Vous dites que l’Algérie avait les moyens de couvrir ses besoins, or la réalité du terrain montre tout autre chose. Plusieurs jours après le désastre, la population se plaignait de n’avoir rien reçu. Comment expliquez-vous cela ?

Tout le problème réside dans la célérité. Nous n’avons pas été rapides. Nous avons ce qu’il faut. Nous avons des dépôts régionaux, à Constantine, à Oran et dans d’autres villes. Nous avons des réserves. Le Croissant-Rouge et le ministère de l’Action sociale aussi. Mais il y a des choses qui arrivent et il faut les gérer.

Peut-être est-ce la gestion qui pose problème ?

Beaucoup plus, et la rapidité aussi. Parce qu’il fallait envoyer vers d’autres wilayas telles que Chlef. Particulièrement celles qui avaient épuisé leurs stocks. J’avoue que c’était très difficile.

Pensez-vous qu’il y a eu détournement ?

Je ne le pense pas. Peut-être des gens ont-ils pris plus que leurs droits. Au lieu d’une seule couverture, il se trouve quelqu’un qui en prendra deux. Peut- être pour revendre la seconde...

Mais pas de détournement à grande échelle.

Qui est-ce qui gère les aides internationales ?

On reçoit des cargaisons qu’on décharge. On envoie ce qui est médicaments et produits vers le Croissant-Rouge. On envoie vers les sites de l’action sociale et de la Protection civile.

Au site d’El-Hamiz, les choses sont organisées et il ne connaît pas les problèmes que rencontrent les autres sites d’accueil comme la salle omnisports de Bab Ezzouar. Est-ce qu’on vous a chargés de la gestion nationale ?

Ce sont les dons nationaux qui posent vraiment problème. Ils ne sont pas pris en charge, et il n’y a pas l’organisation voulue. Je vous informe que nous sommes aussi présents à Bab Ezzouar où nous intervenons.

Qui est-ce qui décharge les camions ?

Ce sont les éléments de la Protection civile. Nous faisons de la manutention alors que ce n’est pas notre rôle. C’est nous qui réceptionnons et mettons à Dar El-Beida ces dons. Pour le reste, nous faisons le dispatching entre les autres dépôts.

Ne pensez-vous pas qu’il faut un corps constitué pour gérer les dons ?

Oui il faut un corps constitué. Le plan Orsec a été mis en veilleuse. Pourquoi ? il faut se poser la question. Pourquoi n’a-t-il pas fonctionné ? Pourquoi la gestion a-t-elle été transférée vers le ministère de l’Action sociale, le Croissant-Rouge et la Protection civile. Ce sont autant d’interrogations qui méritent d’être soulevées. Car, il y a une incapacité à prendre ce problème en charge. Combien y a-t-il de walis délégués, combien de chefs de daïra et combien de P/APC. Faites le compte. Que font-ils ?

Cette catastrophe a mis a nu les carences de ceux qui passaient leur temps derrière les bureaux.

Et pour l’acheminement des aides…

Tout le poids de cette tragédie a été porté par les éléments de la Protection civile.

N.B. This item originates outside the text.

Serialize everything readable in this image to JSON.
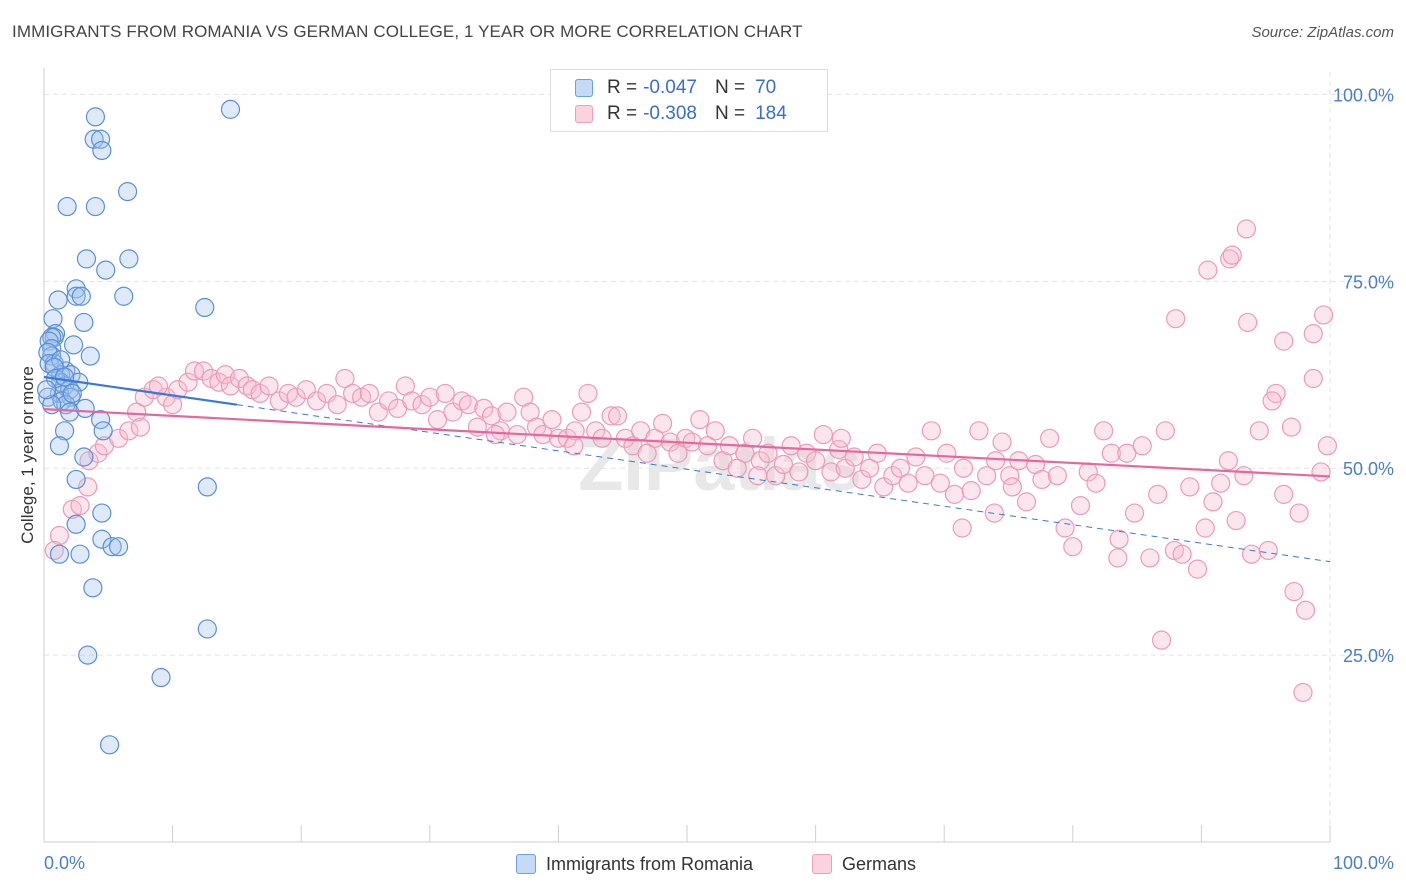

Nous assurons le transport, la distribution, le sauvetage et même la manutention.

Pourquoi n’avez-vous pas posé le problème aux autorités concernées ?

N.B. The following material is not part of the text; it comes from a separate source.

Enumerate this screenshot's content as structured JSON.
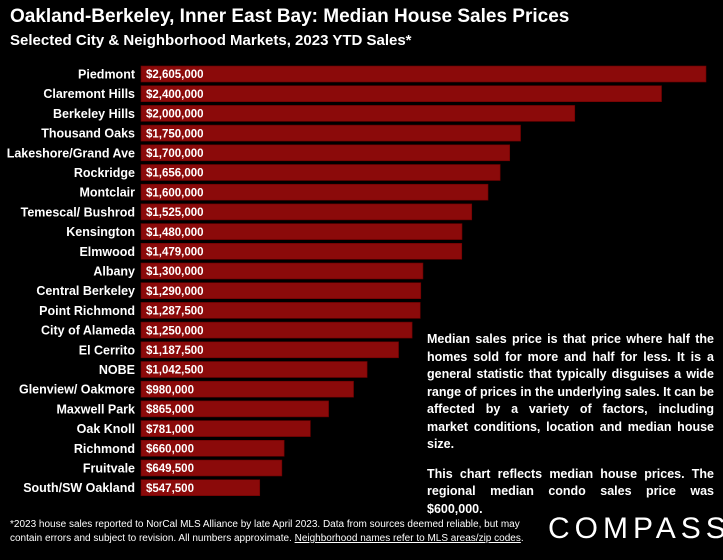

J’attire votre attention sur le fait que le ministre de l’Intérieur était tout le temps sur le terrain. Il a apporté les correctifs qu’il fallait. C’est d’ailleurs à la suite de ses instructions que la gestion est passée du plan ORSEC à la celle des trois départements : la Protection civile, l’Action sociale et le Croissant-Rouge. Maintenant on tient tout : l’organisation, le stockage, le secours, la manutention… Nous avons même reçu des personnalités qui accompagnaient ces dons. Nous avons fait le travail de beaucoup de départements ministériels.

En conclusion…

J’insiste sur le plan ORSEC. Il faut que les quatorze modules soient enseignés à tous les niveaux, de la base jusqu’au sommet. Le plan donne des indications sur tous les types de catastrophes, d’où son importance. Il faut revenir à ce plan, et que les collectivités locales s’organisent dans ce sens. A. A. et N. B.